10 Ways A Leatherman Will Help You Survive

We all know a multi-tool is handy to have around. But did you know it could also help you with the most important job: staying alive.

Here’s ten ways it can do just that.

Fix Your Rig

Sometimes a survival situation involves a grizzly bear, or a fall from a cliff, but these situations often start out under more mundane circumstances. For example, your car slides off the road in the wintertime, or the outboard motor on your boat breaks down while you’re on the far side of a large lake.
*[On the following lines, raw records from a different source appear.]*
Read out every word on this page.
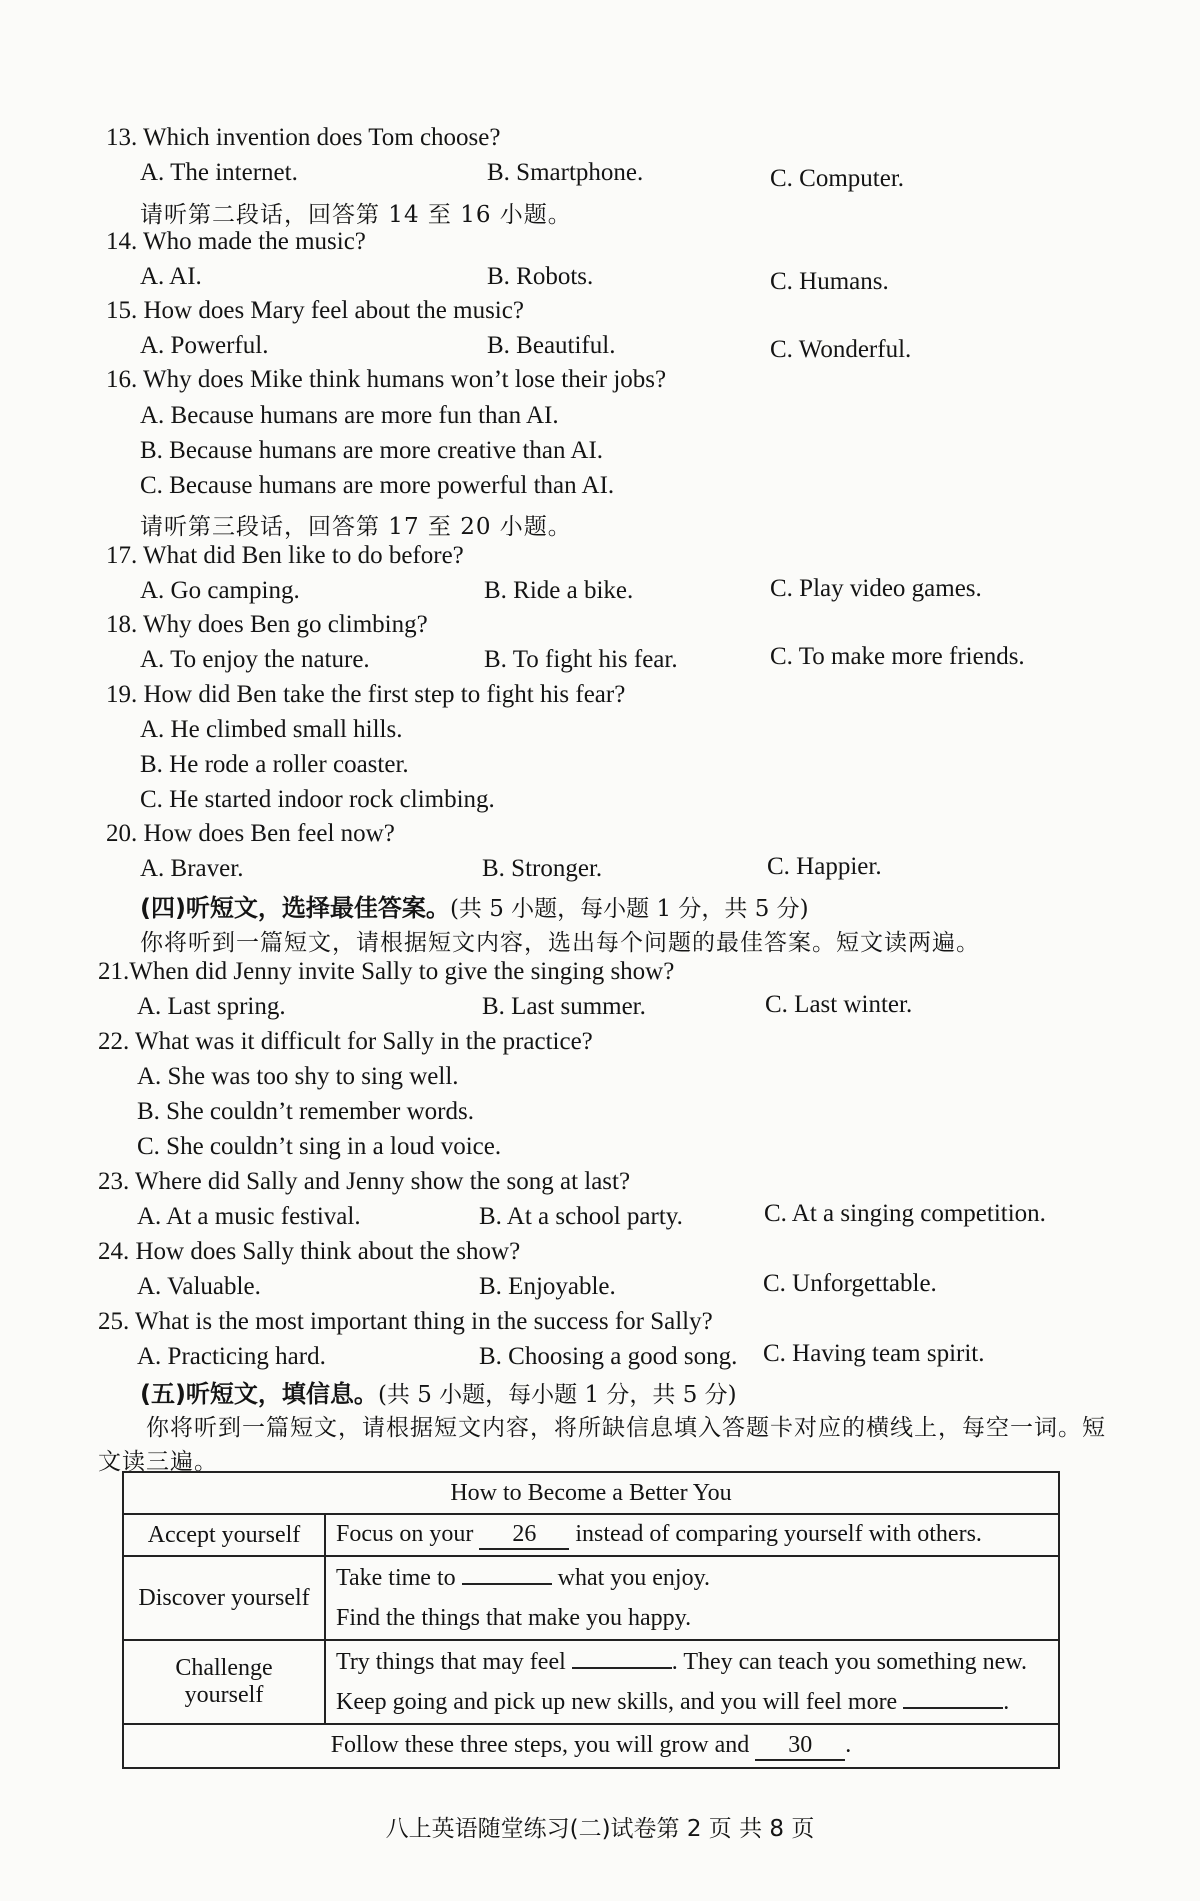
13. Which invention does Tom choose?
A. The internet.	B. Smartphone.	C. Computer.
请听第二段话，回答第 14 至 16 小题。
14. Who made the music?
A. AI.	B. Robots.	C. Humans.
15. How does Mary feel about the music?
A. Powerful.	B. Beautiful.	C. Wonderful.
16. Why does Mike think humans won’t lose their jobs?
A. Because humans are more fun than AI.
B. Because humans are more creative than AI.
C. Because humans are more powerful than AI.
请听第三段话，回答第 17 至 20 小题。
17. What did Ben like to do before?
A. Go camping.	B. Ride a bike.	C. Play video games.
18. Why does Ben go climbing?
A. To enjoy the nature.	B. To fight his fear.	C. To make more friends.
19. How did Ben take the first step to fight his fear?
A. He climbed small hills.
B. He rode a roller coaster.
C. He started indoor rock climbing.
20. How does Ben feel now?
A. Braver.	B. Stronger.	C. Happier.
(四)听短文，选择最佳答案。(共 5 小题，每小题 1 分，共 5 分)
你将听到一篇短文，请根据短文内容，选出每个问题的最佳答案。短文读两遍。
21.When did Jenny invite Sally to give the singing show?
A. Last spring.	B. Last summer.	C. Last winter.
22. What was it difficult for Sally in the practice?
A. She was too shy to sing well.
B. She couldn’t remember words.
C. She couldn’t sing in a loud voice.
23. Where did Sally and Jenny show the song at last?
A. At a music festival.	B. At a school party.	C. At a singing competition.
24. How does Sally think about the show?
A. Valuable.	B. Enjoyable.	C. Unforgettable.
25. What is the most important thing in the success for Sally?
A. Practicing hard.	B. Choosing a good song. C. Having team spirit.
(五)听短文，填信息。(共 5 小题，每小题 1 分，共 5 分)
你将听到一篇短文，请根据短文内容，将所缺信息填入答题卡对应的横线上，每空一词。短
文读三遍。
How to Become a Better You	
Accept yourself	Focus on your 26 instead of comparing yourself with others.
Discover yourself	Take time to what you enjoy.
Find the things that make you happy.

Challenge yourself	Try things that may feel . They can teach you something new.
Keep going and pick up new skills, and you will feel more .

Follow these three steps, you will grow and 30 .	
八上英语随堂练习(二)试卷第 2 页 共 8 页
Your ability to make minor repairs can be the difference between making it home alive and staying at the scene of the accident for good. By carrying a Leatherman, you’ll know that if you need a small hand tool to get you out of a tricky situation, you’ve got it.

Escape a Drowning Vehicle

One of the worst places you can find yourself is in a car that is rapidly sinking in water. By keeping a Leatherman Z-Rex, in your car, you’ll be prepared to handle this situation. Use the strap cutter to remove your seat belt. Firmly grasp your tool, lean back, and smash your side window (hydraulic pressure makes it almost impossible to open your door), hold your breath and swim to the surface.

Make a Shelter

Survival instructors preach that the biggest priorities in a survival situation are shelter, water, fire, and food, in that order. Packing a saw, a knife, and a pair of pliers at all times will keep you prepared to build an impromptu shelter, no matter where you find yourself stranded.

Start a Fire

Your multi-tool is the perfect striking surface for a ferrocerium fire starter and the knife and saw can help you collect dry wood and make shavings for tinder, even when the woods are wet. The Leatherman Signal comes with a built in ferrocerium rod/whistle.

Signal for Help

The Leatherman Signal includes a signal whistle, which can help rescuers find you even if you are unable to move and are in thick screening cover. You can also use your Leatherman to start a signal fire, or carve messages into tree bark that will let rescuers know where you are.

Blaze a Trail

Speaking of carving messages in bark, your knife and saw can be used to blaze a trail as you set out, in case you return after dark or just get turned around, by walking the opposite way you did when you entered the woods. The best way to stay alive in a survival situation is not to get into one, and staying found is one way to do that.

Make a Fish Hook

With the pliers and file on your multi-tool, you can make a fishing hook out of the tab from a soda can, a piece of stout wire, or almost any other piece of soft metal. Fish fry anyone?

Opening a Can

Say you’re lost in the Alaskan wilderness and you come across a trapper’s cabin stocked with several cans of beans. Which would you rather use to open the can, your Leatherman or a rock? And we all know about the backcountry heroes who break out their multi-tool to open a bottle of wine.

Perform First Aid

Small medical problems can become big problems if you’re not prepared. Knowledge of basic first aid skills goes a long way. And combined with your multi-tool, there are a number of uses that can help you bridge the gap between field care and definitive care. Common first aid measures include pulling splinters, porcupine quills, removing a fish hook from a hand, cutting off clothing to to assess wounds and make bandages, and cutting tape and gauze for first aid applications.